On Oct 17, 2013, at 1:46 AM, Richard Biener <rguent...@suse.de> wrote:
[This function shows another optimization issue:
case BOOLEAN_TYPE:
/* Cache false or true. */
limit = 2;
if (wi::leu_p (cst, 1))
ix = cst.to_uhwi ();
I would have expected cst <= 1 be optimized to cst.len == 1 &&
cst.val[0] <= 1.
So lts_p has the same problem, and is used just below.
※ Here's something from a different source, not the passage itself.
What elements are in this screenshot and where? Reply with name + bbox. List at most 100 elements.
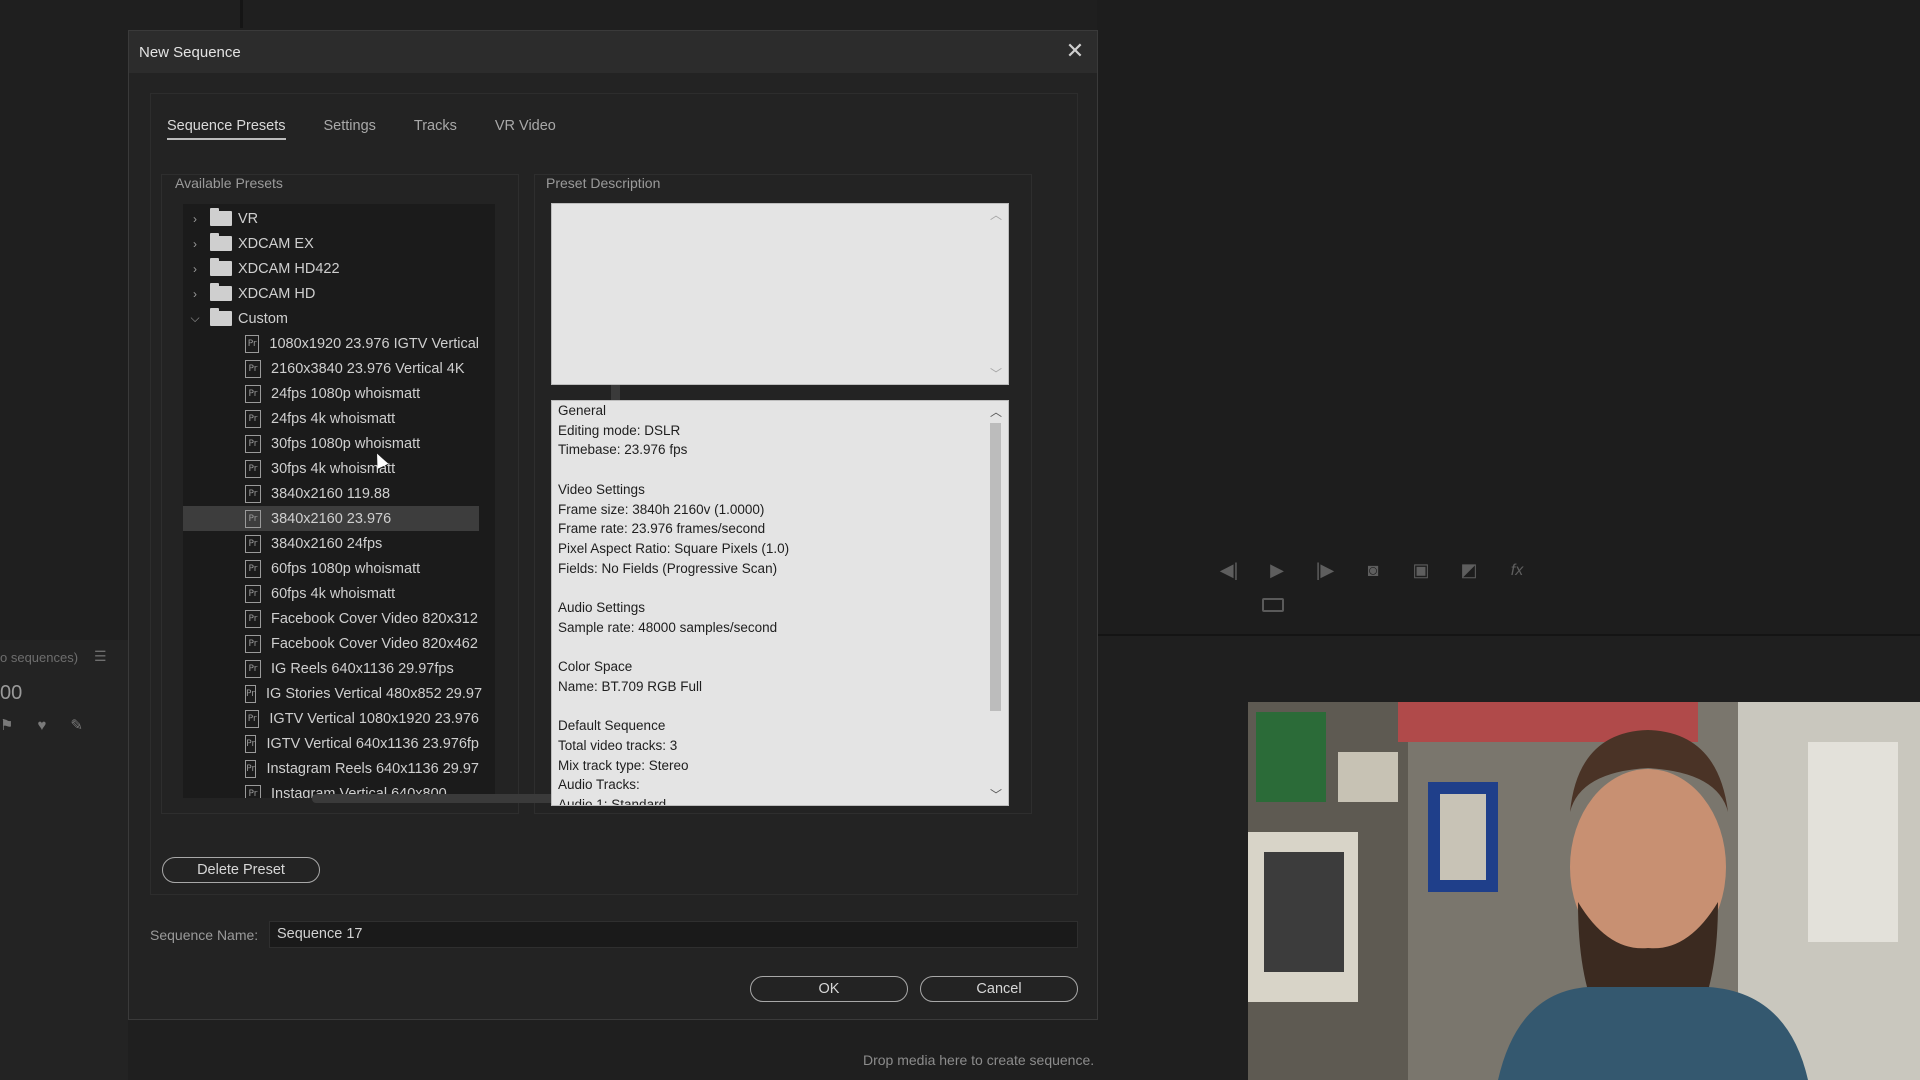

If we do:
@@ -1461,12 +1470,22 @@ wi::ne_p (const T1 &x, const T2 &y)
inline bool
wi::lts_p (const wide_int_ref &x, const wide_int_ref &y)
{
- if (x.precision <= HOST_BITS_PER_WIDE_INT
- && y.precision <= HOST_BITS_PER_WIDE_INT)
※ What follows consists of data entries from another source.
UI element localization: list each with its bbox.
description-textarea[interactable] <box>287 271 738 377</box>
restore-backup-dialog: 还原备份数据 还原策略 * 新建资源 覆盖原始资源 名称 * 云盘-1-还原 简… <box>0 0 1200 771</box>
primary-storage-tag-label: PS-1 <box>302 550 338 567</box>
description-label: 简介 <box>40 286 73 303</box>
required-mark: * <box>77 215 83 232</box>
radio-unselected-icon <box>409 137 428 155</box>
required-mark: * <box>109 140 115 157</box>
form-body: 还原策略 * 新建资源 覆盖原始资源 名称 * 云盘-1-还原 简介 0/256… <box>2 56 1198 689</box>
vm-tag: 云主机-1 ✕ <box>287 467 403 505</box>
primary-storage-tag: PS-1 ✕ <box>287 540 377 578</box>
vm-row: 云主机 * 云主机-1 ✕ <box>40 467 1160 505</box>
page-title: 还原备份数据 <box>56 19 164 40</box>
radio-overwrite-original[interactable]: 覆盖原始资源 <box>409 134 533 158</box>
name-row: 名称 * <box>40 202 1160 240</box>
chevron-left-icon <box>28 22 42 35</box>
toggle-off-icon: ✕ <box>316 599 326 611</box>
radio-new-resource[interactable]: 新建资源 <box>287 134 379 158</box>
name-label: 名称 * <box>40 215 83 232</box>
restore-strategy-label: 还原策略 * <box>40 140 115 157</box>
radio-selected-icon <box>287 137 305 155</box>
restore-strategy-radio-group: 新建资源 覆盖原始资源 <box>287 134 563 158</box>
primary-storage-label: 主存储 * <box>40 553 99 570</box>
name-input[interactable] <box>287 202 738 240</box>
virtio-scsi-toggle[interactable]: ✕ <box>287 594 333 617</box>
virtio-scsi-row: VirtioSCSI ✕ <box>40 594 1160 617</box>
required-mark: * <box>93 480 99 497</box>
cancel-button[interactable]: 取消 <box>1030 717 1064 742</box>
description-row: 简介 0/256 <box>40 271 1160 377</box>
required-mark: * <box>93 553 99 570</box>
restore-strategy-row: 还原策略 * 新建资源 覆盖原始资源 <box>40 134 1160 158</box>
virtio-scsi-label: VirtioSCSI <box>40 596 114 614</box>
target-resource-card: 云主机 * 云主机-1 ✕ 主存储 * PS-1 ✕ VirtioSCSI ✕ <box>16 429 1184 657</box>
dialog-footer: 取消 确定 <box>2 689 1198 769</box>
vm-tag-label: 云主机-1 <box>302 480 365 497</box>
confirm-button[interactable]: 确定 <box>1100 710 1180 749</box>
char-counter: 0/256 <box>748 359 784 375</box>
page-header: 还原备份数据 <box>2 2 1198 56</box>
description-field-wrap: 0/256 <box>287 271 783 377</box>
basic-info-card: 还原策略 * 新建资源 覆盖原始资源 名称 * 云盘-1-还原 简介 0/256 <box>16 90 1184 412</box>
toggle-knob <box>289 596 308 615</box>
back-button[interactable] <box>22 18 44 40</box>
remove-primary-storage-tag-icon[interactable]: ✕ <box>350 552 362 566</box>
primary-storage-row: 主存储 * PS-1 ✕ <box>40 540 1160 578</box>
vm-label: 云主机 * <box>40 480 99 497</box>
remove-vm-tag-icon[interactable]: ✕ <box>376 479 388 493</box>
- return x.slow () < y.slow ();
- else
- return lts_p_large (x.val, x.len, x.precision, y.val, y.len,
- y.precision);
+ // We optimize w < N, where N is 64 or fewer bits.
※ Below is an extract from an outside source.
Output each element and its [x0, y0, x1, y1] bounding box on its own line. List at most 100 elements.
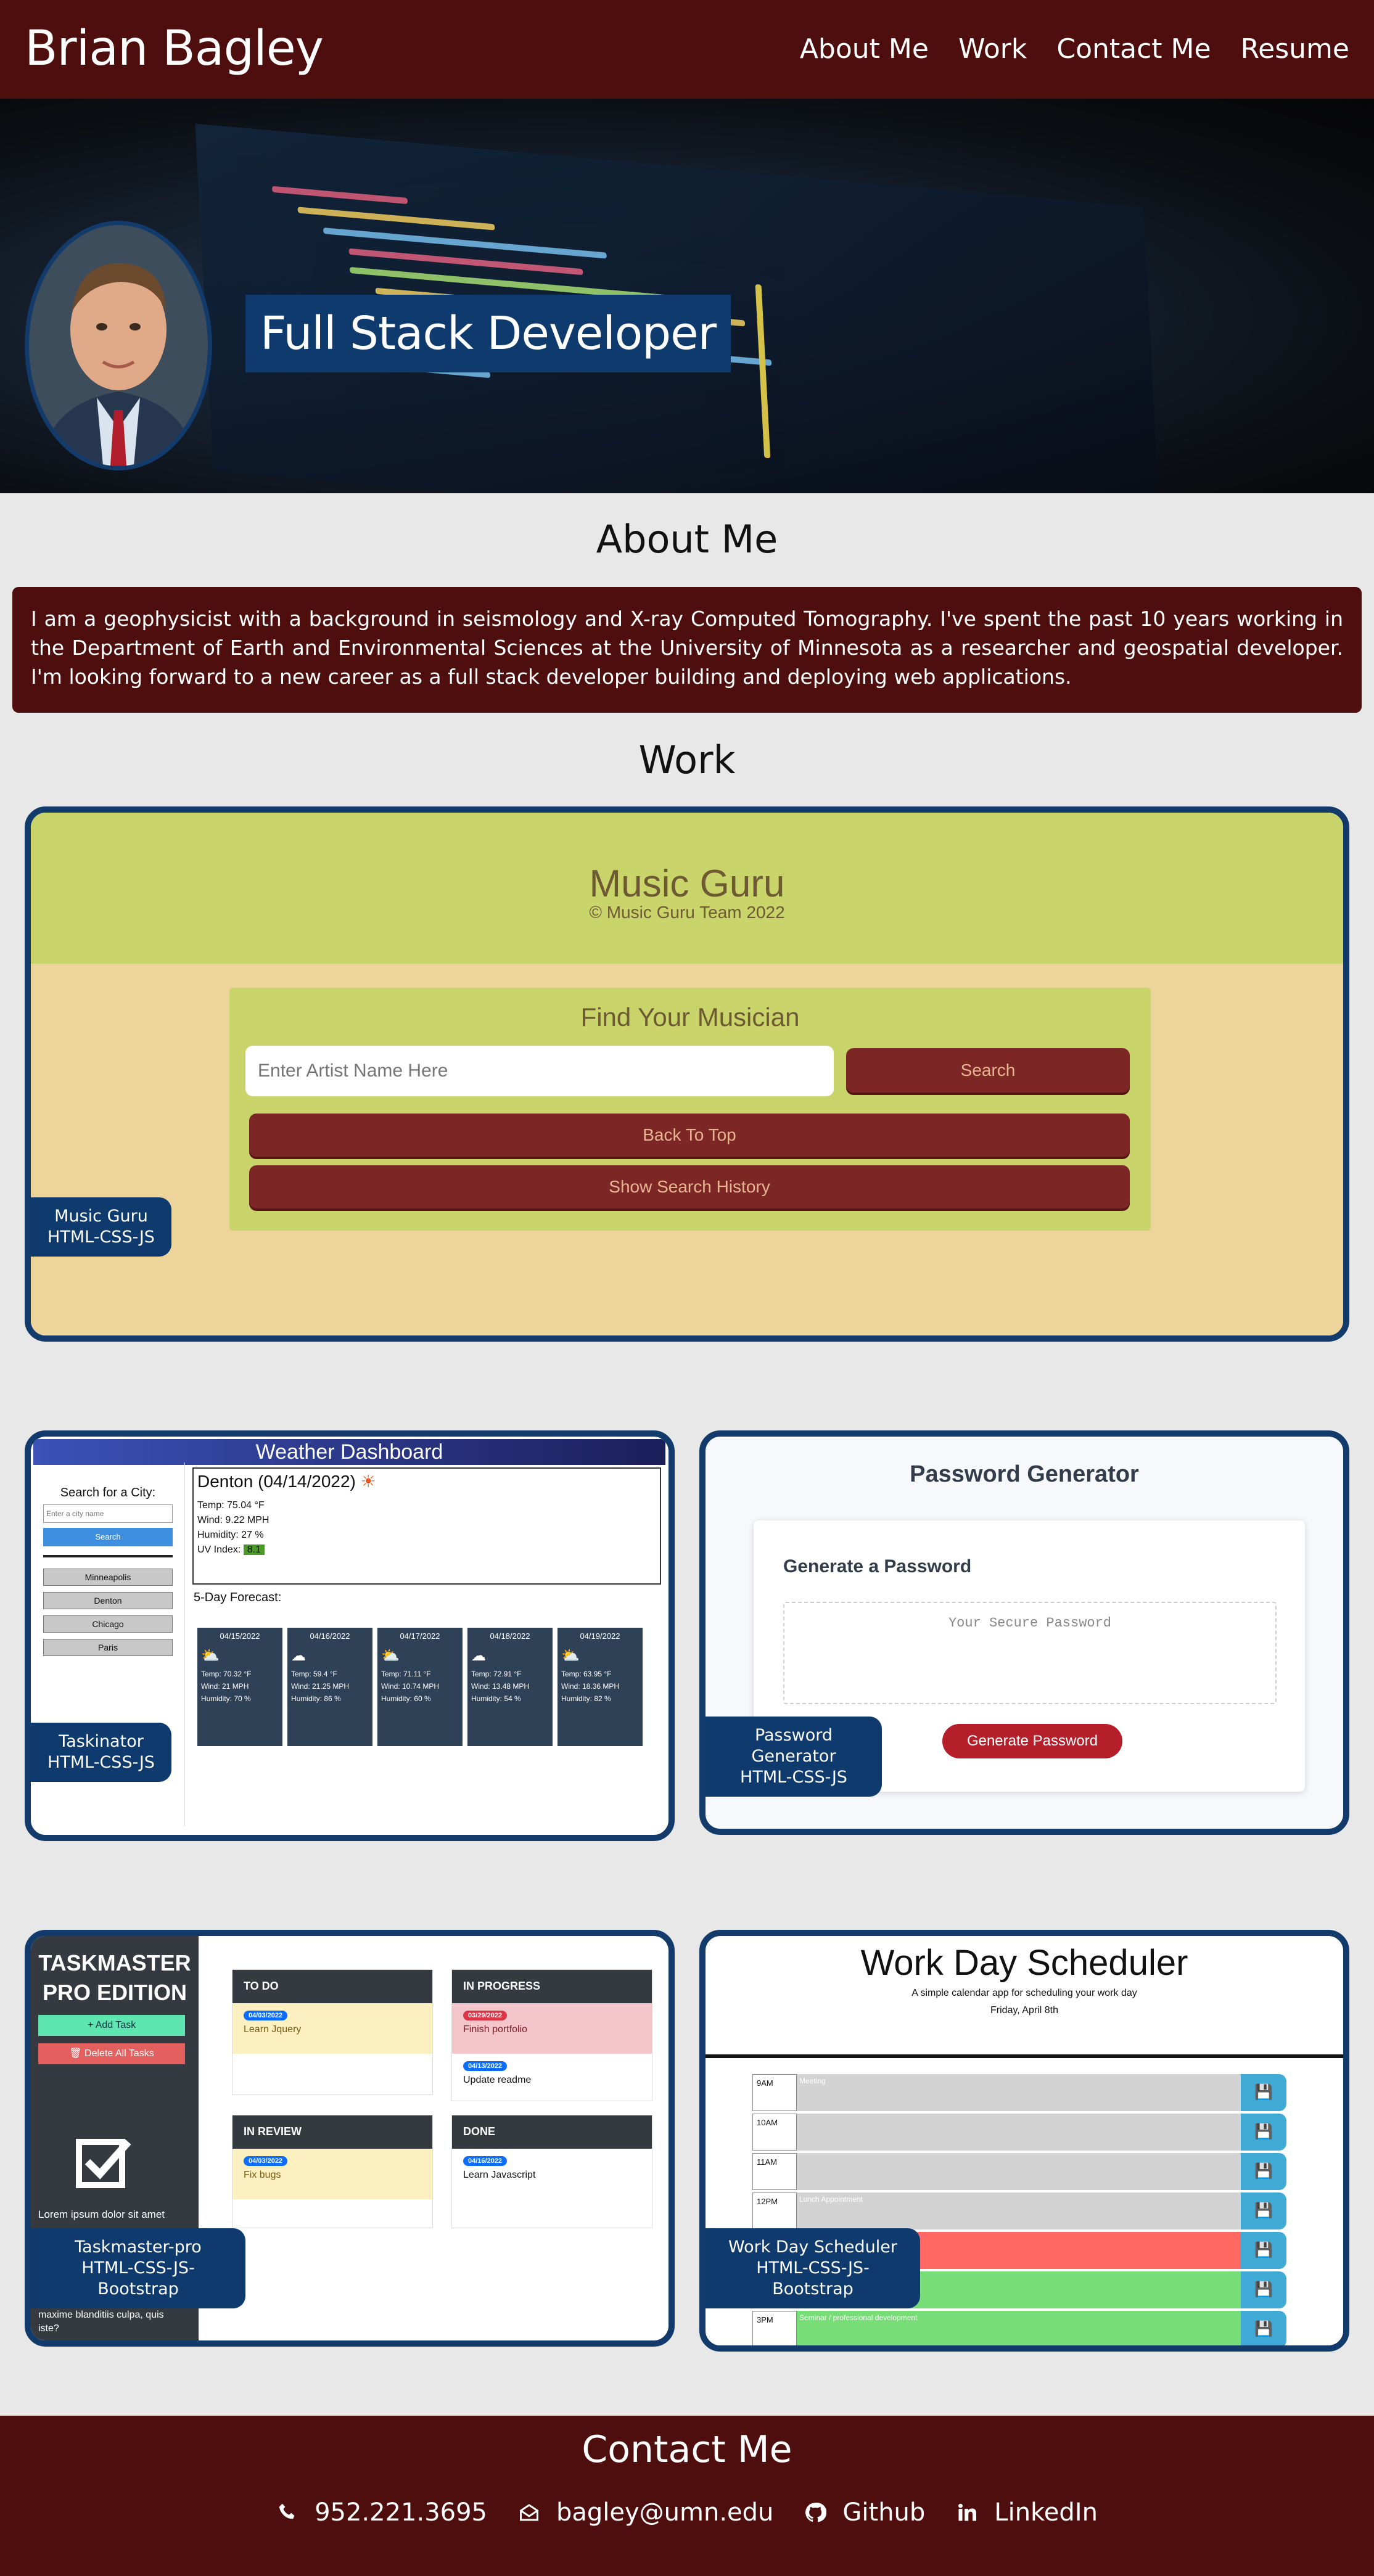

+ if (y.precision <= HOST_BITS_PER_WIDE_INT)
+ {
+ // If it fits directly into a shwi, we can compare directly.
+ if (wi::fits_shwi_p (x))
+ return x.slow () < y.slow ();
+ // If it is doesn't fit, then it must be more negative than any
+ // value in y, and hence smaller.
+ if (neg_p (x, SIGNED))
+ return true;
+ // If it is positve, then it must be larger than any value in y,
+ // and hence greater than.
+ return false;
+ }
+ return lts_p_large (x.val, x.len, x.precision, y.val, y.len,
+ y.precision);
}
then for:
bool MGEN(wide_int cst) {
return wi::lts_p (cst, 100);
}
we generate:
movl 520(%rsp), %eax
cmpl $1, %eax
je .L5283
subl $1, %eax
movq 8(%rsp,%rax,8), %rax
shrq $63, %rax
ret
.p2align 4,,10
.p2align 3
.L5283:
cmpq $99, 8(%rsp)
setle %al
ret
which as you can see, never calls lts_p_large, and hence, if that was the only
reason the storage escapes, then it should be able to optimize better. In the
above code, minimal, no function calls, and the 100 is propagated all the way
down into the cmpq. Now, the reason why we should do it this way, most of the
time, most types are 64 bits or less. When that is true, then it will never
call into lts_p_large.
If the above 100 is changed to l, from a parameter long l, then the code is the
same except the last part is:
cmpq 8(%rsp), %rdi
setg %al
ret
If we have two wide_int's, then the code does this:
.cfi_startproc
subq $8, %rsp
.cfi_def_cfa_offset 16
movl 1052(%rsp), %r9d
movl 1048(%rsp), %r8d
movl 532(%rsp), %edx
movl 528(%rsp), %esi
cmpl $64, %r9d
ja .L5281
cmpl $1, %esi
je .L5284
subl $1, %esi
movq 16(%rsp,%rsi,8), %rax
addq $8, %rsp
.cfi_remember_state
.cfi_def_cfa_offset 8
shrq $63, %rax
ret
.p2align 4,,10
.p2align 3
.L5281:
.cfi_restore_state
leaq 536(%rsp), %rcx
leaq 16(%rsp), %rdi
call _ZN2wi11lts_p_largeEPKljjS1_jj
addq $8, %rsp
.cfi_remember_state
.cfi_def_cfa_offset 8
ret
.p2align 4,,10
.p2align 3
.L5284:
.cfi_restore_state
movq 536(%rsp), %rax
cmpq %rax, 16(%rsp)
setl %al
addq $8, %rsp
.cfi_def_cfa_offset 8
ret
.cfi_endproc
which is still pretty nice.
Does this look ok? Kenny, can you double check the cases, think I have them
right, but? a double check would be good.